Endhaven

Endhaven stood in the Yisean mountains near Lake Mahyim, hidden among cold ridges, narrow approaches, and high stone passes where winter seemed to gather early and linger. It was not merely built on the mountain. It appeared to rise from the mountain itself, its foundation cut into raw stone polished over centuries by wind, weather, footsteps, and use.

To Herte, the place felt ancient in a way Mushkinek’s newer strongholds did not. Endhaven carried age in its bones. Sound moved strangely through it. Footsteps echoed too long. Voices traveled upward through open spaces, then returned softened and distorted, as if the fortress itself were listening before answering.

The interior reinforced that uneasy impression. Its halls were broad, cold, and spare, shaped from stone worn smooth by time rather than decoration. The open stairwell was especially unsettling. It climbed through the structure without a rail, exposing anyone who used it to the full height of the drop below. For Herte, already dependent on his crutch, every step became an act of concentration. The space made weakness visible.

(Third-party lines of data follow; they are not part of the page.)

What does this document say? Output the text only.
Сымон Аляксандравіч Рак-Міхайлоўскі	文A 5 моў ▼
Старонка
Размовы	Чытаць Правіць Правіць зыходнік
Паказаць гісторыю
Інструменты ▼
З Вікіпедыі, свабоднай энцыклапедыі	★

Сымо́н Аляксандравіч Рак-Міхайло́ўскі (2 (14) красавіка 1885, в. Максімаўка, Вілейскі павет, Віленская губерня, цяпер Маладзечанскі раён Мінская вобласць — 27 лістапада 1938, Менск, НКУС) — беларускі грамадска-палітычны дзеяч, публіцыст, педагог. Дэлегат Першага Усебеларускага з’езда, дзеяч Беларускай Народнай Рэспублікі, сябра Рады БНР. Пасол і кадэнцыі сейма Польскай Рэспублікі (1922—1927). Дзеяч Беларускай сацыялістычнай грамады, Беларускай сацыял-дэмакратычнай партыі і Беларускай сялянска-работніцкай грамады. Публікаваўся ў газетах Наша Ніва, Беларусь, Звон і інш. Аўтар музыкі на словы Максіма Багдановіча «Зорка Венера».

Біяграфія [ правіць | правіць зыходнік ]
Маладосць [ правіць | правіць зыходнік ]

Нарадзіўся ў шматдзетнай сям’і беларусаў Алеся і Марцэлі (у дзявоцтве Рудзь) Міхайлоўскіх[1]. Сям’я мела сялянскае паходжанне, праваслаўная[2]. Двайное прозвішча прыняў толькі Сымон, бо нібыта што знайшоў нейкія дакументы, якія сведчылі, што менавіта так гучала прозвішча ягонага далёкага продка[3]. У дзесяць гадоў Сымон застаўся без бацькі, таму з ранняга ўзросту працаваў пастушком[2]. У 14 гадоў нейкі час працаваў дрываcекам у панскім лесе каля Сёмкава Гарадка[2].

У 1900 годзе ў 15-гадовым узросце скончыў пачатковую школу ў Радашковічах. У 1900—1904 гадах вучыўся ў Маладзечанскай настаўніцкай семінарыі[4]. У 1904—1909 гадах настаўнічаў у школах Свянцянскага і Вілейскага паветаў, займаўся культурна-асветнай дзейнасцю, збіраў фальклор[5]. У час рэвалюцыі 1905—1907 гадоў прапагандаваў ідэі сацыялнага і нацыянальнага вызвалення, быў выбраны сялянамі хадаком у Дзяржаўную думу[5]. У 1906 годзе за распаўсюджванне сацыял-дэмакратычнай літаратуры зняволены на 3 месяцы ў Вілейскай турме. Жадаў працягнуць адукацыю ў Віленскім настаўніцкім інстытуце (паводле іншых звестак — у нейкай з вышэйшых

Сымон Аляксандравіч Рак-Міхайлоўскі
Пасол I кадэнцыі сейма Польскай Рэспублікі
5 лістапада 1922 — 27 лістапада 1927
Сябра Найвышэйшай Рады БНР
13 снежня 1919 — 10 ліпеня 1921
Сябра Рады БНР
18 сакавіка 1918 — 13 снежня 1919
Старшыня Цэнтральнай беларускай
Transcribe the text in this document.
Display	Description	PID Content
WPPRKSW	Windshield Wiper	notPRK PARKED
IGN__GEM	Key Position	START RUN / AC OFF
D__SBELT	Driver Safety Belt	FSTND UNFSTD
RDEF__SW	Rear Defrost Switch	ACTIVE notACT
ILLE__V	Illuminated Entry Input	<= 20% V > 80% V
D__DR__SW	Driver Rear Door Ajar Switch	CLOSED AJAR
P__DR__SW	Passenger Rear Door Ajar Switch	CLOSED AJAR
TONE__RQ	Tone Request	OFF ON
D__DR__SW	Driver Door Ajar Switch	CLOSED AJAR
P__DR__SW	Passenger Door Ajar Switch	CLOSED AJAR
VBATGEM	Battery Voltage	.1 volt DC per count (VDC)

Endhaven lacked the polish of Verdance Rest and the crowded vitality of Stoneveil. Its character was older, harsher, and more watchful. It felt less like a refuge than a place designed to test whether a person belonged there. The cold stone, lingering echoes, exposed heights, and mountain silence gave it a severe dignity, as though it had endured long before Mushkinek found it and would endure long after him.